The dress - besides being in his favorite colors - clung to her body as if it had been designed with her in mind. The dress was a silky black with a trailing skirt that fell heavily to her dainty ankles and a delicate silver embroidery design in the shape of phoenix in full flight lining the bottom and the sleeves of the dress. A blood red shift was draped over her top before becoming heavier to wrap around and over her skirt, falling almost to her feet on the right side, though it was only two inches below her hips on the left, cutting a diagonal line which made her legs appear even longer than they already were, creating a drastic comparison between the see-through red shift and the heavy dark silk. A line created by lining soft pearls outlined the circumference of her rib-cage below her breasts, creating the illusion of a contrast between her chest and tiny waist. As she twirled to show off the whole dress, Inuyasha felt is mouth water as he stared at the bare expanse of her back.

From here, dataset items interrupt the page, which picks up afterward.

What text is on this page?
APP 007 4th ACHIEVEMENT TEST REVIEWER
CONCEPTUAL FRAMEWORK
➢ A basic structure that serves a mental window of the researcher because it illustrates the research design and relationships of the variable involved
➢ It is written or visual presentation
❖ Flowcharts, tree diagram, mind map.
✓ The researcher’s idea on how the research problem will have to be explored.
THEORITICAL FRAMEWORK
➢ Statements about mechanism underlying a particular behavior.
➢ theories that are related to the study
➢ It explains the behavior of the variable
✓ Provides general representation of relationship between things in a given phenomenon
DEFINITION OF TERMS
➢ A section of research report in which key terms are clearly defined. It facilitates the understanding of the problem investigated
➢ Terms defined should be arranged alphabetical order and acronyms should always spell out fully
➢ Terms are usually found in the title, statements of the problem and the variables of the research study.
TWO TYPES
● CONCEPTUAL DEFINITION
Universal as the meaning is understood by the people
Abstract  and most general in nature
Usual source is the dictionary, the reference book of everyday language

"Wow, you look absolutely breathtaking, Kagome." Metsuki approved, her eyes taking in the sight of her friend. The said girl blushed, smiling almost nervously at the dumb-struck hanyou.

"What do you think, Inuyasha?"

The silver-haired boy blinked, and had to clear his throat twice before he was able to croak throatily, "Speechless."

Both girls chuckled at the raspy one-word reply from the usually so articulate hanyou. "I'll say." Kagome replied, the voice thick with amusement though her eyes showed that she was both pleased and flattered by his compliment.

Kagome was about to return to the changing room when Metsuki shrieked excitedly. "Wait, Kagome-chan! I just remembered I have the perfect shoes and purse for this." And without a further word, the emerald-eyed youkai dashed from their sight, her footfall light and fading quickly.

Kagome snuck a glance at Inuyasha, the hunger in his gaze causing her to fidget uncomfortably. "So, you like this dress?" She asked desperately, mentally kicking herself at the lame attempt to start a conversation.

Inuyasha seemed to have recovered himself as he replied, "Hell yeah!" A slow, dark smirk curved his sensuous mouth. "You look good enough to eat."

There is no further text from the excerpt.